Friday, July 21, 2006

Ethiopia Rides Into Somalia, Jihad Declared

Sheik Hassan Dahir Aweys, speaking on Radio Shabelle, said Ethiopia's decision to send troops to protect the transitional government in Baidoa, 150 miles northwest of Mogadishu, must be met with war.

"I am calling on the Somali people to wage a holy war against Ethiopians in Baidoa," said Aweys, accused by the United States of having ties to al-Qaida. "They came to protect a government which they set up to advance their interests."

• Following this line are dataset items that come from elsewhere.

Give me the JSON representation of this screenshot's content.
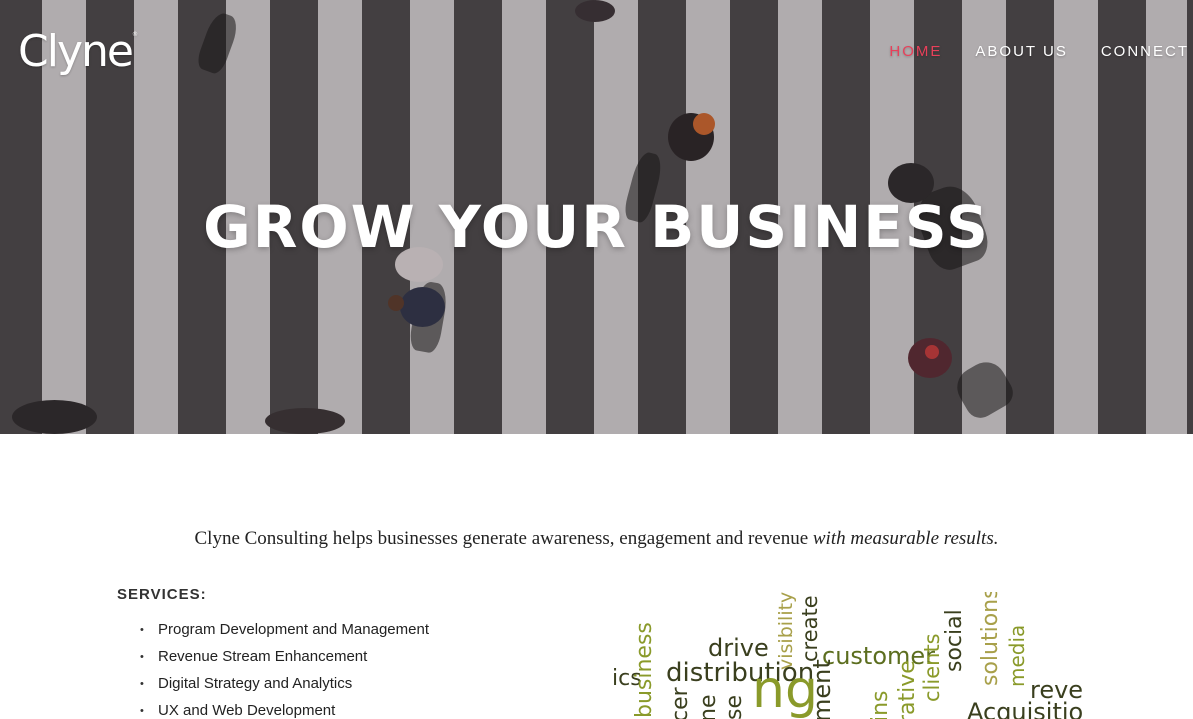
{
  "brand": {
    "logo_text": "Clyne"
  },
  "nav": {
    "items": [
      {
        "label": "HOME",
        "active": true
      },
      {
        "label": "ABOUT US",
        "active": false
      },
      {
        "label": "CONNECT",
        "active": false
      }
    ],
    "active_color": "#e8405a"
  },
  "hero": {
    "title": "GROW YOUR BUSINESS"
  },
  "intro": {
    "text": "Clyne Consulting helps businesses generate awareness, engagement and revenue ",
    "emphasis": "with measurable results."
  },
  "services": {
    "heading": "SERVICES:",
    "items": [
      "Program Development and Management",
      "Revenue Stream Enhancement",
      "Digital Strategy and Analytics",
      "UX and Web Development"
    ]
  },
  "wordcloud": {
    "words": [
      "business",
      "drive",
      "visibility",
      "create",
      "customer",
      "distribution",
      "social",
      "clients",
      "solutions",
      "media",
      "reve",
      "Acquisition",
      "ment",
      "rative",
      "ng",
      "ics",
      "se",
      "cer",
      "ne",
      "ins"
    ],
    "colors": {
      "olive": "#8a9a2a",
      "dark": "#3a3f1e",
      "green": "#5c6e1f",
      "khaki": "#a8a04a"
    }
  }
}
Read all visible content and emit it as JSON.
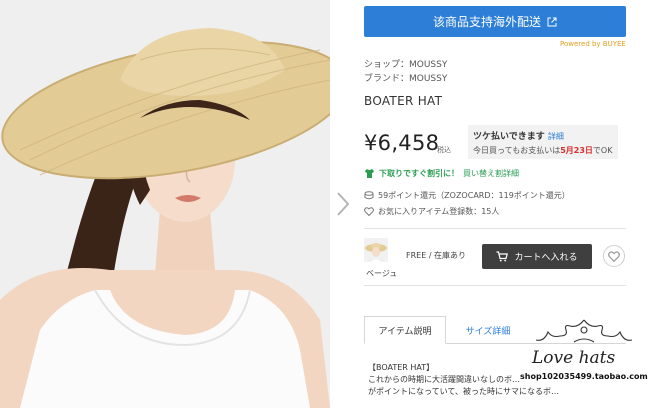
{
  "shipping": {
    "button_label": "该商品支持海外配送",
    "powered_by": "Powered by BUYEE"
  },
  "product": {
    "shop_line": "ショップ：MOUSSY",
    "brand_line": "ブランド：MOUSSY",
    "name": "BOATER HAT",
    "price": "¥6,458",
    "tax_label": "税込"
  },
  "tsuke": {
    "title": "ツケ払いできます",
    "detail_link": "詳細",
    "line_prefix": "今日買ってもお支払いは",
    "line_date": "5月23日",
    "line_suffix": "でOK"
  },
  "sale": {
    "text": "下取りですぐ割引に！",
    "link": "買い替え割詳細"
  },
  "points": {
    "text": "59ポイント還元（ZOZOCARD：119ポイント還元）"
  },
  "favorites": {
    "text": "お気に入りアイテム登録数：15人"
  },
  "variant": {
    "color_name": "ベージュ",
    "stock": "FREE / 在庫あり",
    "cart_label": "カートへ入れる"
  },
  "tabs": [
    {
      "label": "アイテム説明"
    },
    {
      "label": "サイズ詳細"
    }
  ],
  "description": {
    "title": "【BOATER HAT】",
    "lines": [
      "これからの時期に大活躍間違いなしのボ…",
      "がポイントになっていて、被った時にサマになるボ…"
    ]
  },
  "watermark": {
    "title": "Love hats",
    "shop": "shop102035499.taobao.com"
  },
  "colors": {
    "ship_blue": "#2d7ed6",
    "cart_dark": "#3f3f3f",
    "sale_green": "#2a9d52",
    "date_red": "#d92c2c"
  }
}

Residents of Baidoa reported seeing hundreds of Ethiopian troops, in uniform and in marked armored vehicles, entering Baidoa on Thursday and taking up positions around transitional President Abdullahi Yusuf's compound. Ethiopian and Somali government officials have denied Ethiopian troops are in the country, though witnesses from five towns reported seeing them.

"Abdullahi Yusuf is in the pocket of Ethiopia," Aweys said in the nationwide broadcast. "He's been a servant of Ethiopia for a long time."

Islamic militants had rallied people to condemn the presence of Ethiopians after Friday prayers.

Demonstrators in Mogadishu shouted anti-Ethiopian and anti-U.S. slogans as they marched in the capital, accompanied by dozens of Islamic militiamen and trucks mounted with heavy weapons.

"We are against Ethiopian troops invading our country," read some of the banners carried by demonstrators, most of them men.

"God is Great!" shouted the protesters.

Radical Islamic militia, however, later gunned down two people during a rare demonstration against the rulers of Mogadishu.
Demonstrations are rare when the government's thugs kill anyone who dares do so. Heck, the jihadis had no problem killing people watching the World Cup. Where's the UN calling for a cessation of the violence and imposition of a ceasefire? Where are the blue helmets to stop the killings in Mogadishu? *cricket*

UPDATE:
The mullahs in charge of Mogadishu and much of Somalia are calling for jihad. That isn't anything new, but they're now doing it against Ethiopia, which is trying to stabilize the situation there because Somalia's woes will quickly spread if not contained.

Austin Bay has more on the situation in Somalia. Ethiopia is coming in to assist the Transitional Federal Government, but the Islamists in Mogadishu are already portraying this as an invasion. It isn't good at all, and the international community dithers as calls for jihad are being made by the mullahs in charge. Michelle Malkin and Blue Crab Boulevard have more.

UPDATE:
Fears of an 'all out war' on the Horn of Africa appear to be growing states this roundup in the Christian Science Monitor, despite the fact that there are differing accounts of the situation. What do they think has been going on there for years? The fighting between rival gangs has been virtually nonstop since the early 1990s, and now the Islamists are in charge. Somalia's gang warfare has been playing out beneath the radar because of situations elsewhere, but it's no less dire now that Ethiopia is stepping in than when it was fighting between rival groups throughout the country.

The CSM's roundup, including a link from SomaliNet about demonstrations in Mogadishu, but avoids discussing the matter of attacks on the anti-Islamists.